Im Reich der Phantastik ist alles denkbar, alles möglich.
Die Story
Phantom der Kindheit
Mein Clown ohne Namen bekommt Besuch von einem wahrlich alten Bekannten aus Kindertagen 🐻 🎩
»Man nennt mich Jerome. Bitte sei ohne Angst. Weder mein Name muss dich schrecken, noch meine hochgewachsene Gestalt. Sieh, ich trage einen alten Mantel, braun, mit Flecken, unendlich vielen Falten, unerschöpflichen Taschen. Ich habe für jeden etwas dabei. Safran für die Guten, Öle für die Klugen, Steine für die Bösen, alle zu erlösen.“
Ein nicht zu deutendes Lächeln.
„Als du noch Kind warst, sprachen wir oft miteinander. Heute komme ich, weil ich dich warnen will. Alles, was ihr Menschen besitzen könnt, ist euer Verstand und eure Liebe. Beides müsst ihr einsetzen, um glücklich zu sein, eins mit einer Welt, die mehr und mehr zerbricht. Wenn ihr vergesst, dass ihr der Kitt seid, der sie zusammenhält, geht diese Welt, wie ihr sie kennt, zugrunde. Daran muss nichts Schlimmes sein. Viele Welten habe ich zerbrechen und neu erstehen sehen. Manche waren besser als die alten. Doch bedeutet jede Explosion, etwas Unwiederbringliches geht verloren.
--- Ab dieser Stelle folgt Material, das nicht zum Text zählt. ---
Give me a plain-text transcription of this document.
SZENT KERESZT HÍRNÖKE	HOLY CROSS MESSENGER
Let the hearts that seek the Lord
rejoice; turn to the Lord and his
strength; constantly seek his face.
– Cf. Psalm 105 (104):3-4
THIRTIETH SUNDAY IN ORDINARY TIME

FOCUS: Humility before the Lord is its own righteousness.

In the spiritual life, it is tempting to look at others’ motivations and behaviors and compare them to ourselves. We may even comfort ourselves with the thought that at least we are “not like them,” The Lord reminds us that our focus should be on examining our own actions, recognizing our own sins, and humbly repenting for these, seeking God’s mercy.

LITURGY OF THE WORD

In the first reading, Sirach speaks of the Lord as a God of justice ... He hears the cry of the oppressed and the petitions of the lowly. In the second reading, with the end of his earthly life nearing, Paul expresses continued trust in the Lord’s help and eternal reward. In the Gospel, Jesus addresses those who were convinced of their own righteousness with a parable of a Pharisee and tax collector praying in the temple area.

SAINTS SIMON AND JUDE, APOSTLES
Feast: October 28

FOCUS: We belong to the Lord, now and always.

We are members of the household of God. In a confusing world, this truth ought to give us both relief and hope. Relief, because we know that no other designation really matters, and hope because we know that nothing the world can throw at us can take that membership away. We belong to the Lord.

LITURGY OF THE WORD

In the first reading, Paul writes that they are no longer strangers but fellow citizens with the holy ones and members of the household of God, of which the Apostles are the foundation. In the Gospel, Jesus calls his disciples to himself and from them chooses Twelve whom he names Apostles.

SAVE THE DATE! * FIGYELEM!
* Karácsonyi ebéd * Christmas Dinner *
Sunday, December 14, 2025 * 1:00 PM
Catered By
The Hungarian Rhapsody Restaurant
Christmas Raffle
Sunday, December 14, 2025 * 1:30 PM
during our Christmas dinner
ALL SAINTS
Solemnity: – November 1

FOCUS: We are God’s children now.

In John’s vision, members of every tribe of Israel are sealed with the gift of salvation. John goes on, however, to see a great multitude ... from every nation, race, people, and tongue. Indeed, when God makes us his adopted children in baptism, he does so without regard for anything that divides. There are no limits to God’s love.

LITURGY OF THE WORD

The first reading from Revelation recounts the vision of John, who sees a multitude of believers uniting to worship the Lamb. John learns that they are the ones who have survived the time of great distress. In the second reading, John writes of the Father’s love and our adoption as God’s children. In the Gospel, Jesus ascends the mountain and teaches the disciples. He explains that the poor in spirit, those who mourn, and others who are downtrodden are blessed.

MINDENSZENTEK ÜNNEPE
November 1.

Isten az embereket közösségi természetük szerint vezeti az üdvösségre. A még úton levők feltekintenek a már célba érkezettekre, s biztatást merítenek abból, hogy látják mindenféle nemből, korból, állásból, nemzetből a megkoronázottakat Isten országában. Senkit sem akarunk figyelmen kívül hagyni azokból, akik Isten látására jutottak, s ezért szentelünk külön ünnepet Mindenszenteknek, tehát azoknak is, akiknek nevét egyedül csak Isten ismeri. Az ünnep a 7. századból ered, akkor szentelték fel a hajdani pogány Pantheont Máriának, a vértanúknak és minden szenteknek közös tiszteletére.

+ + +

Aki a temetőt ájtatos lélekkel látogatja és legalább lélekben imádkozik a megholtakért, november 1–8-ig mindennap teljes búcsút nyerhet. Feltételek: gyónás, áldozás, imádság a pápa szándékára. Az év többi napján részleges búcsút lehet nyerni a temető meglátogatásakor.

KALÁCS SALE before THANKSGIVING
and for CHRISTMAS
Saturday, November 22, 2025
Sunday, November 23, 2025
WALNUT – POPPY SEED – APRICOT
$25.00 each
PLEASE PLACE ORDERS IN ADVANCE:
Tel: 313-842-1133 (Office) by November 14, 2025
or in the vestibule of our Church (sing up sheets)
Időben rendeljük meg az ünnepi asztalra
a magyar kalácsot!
In allem Hässlichen wohnt auch Schönes, im Verborgenen leuchtet Helles, aus Verdorbenem entsteht Neues. Sieh Dir einen Komposthaufen an: Millionen Maden und Würmer kreieren in unermüdlicher Schaffenskraft Humus, der neues Werden hervorbringt.
Ein Wunder und kein geringes!«
Boten der Zukunft
Jerome schickt den Clown auf eine Reise in die sehr nahe Zukunft.
»Zeitschriften, Zeitschriften! Druckfrische Auflage! Unsere Zeitschrift informiert Sie über alles Wichtige, alles Neue, alles Aufregende! Heutige Schlagzeile: Toter Clown am Flussufer gefunden! Nur 50 Shilling! Vielen Dank, mein Herr, hier ist Ihre Zeitung, Sie werden den Kauf nicht bereuen. Zeitschriften, druckfrische Auflage …«
Wir schauen dem Gentleman über die Schulter, wie er liest 📰:
Am frühen Morgen fanden Straßenarbeiter in der Nähe der Uferstraße einen toten Mann. Er trug ein Clownskostüm, sein verlaufenes rot-weißes Make-up bedeckte lückenlos sein Gesicht. Dennoch sah man die Schönheit seiner Gesichtszüge durch die Schmiere schimmern, rein und kraftvoll. Das Erstaunlichste jedoch war das Lächeln auf seinem Gesicht. Binnen kürzester Zeit sprach es sich herum, jeder wollte den toten Clown mit dem faszinierenden Lächeln sehen. Die Polizei hingegen sah sich bald gezwungen, den Platz abzusperren und die Leute heimzuschicken. Wir zitieren einen Augenzeugen: »Dies ist das friedvollste, schönste und unglaublichste Lächeln, das ich jemals in meinem ganzen Leben sah. Und ich bin 86 Jahre alt«.
Schreibende Seelen
Unverhofft, ungefragt und ungebeten wird der Clown von einer Schreibenden Seele, einem Halbschatten, mit seinem Leben konfrontiert.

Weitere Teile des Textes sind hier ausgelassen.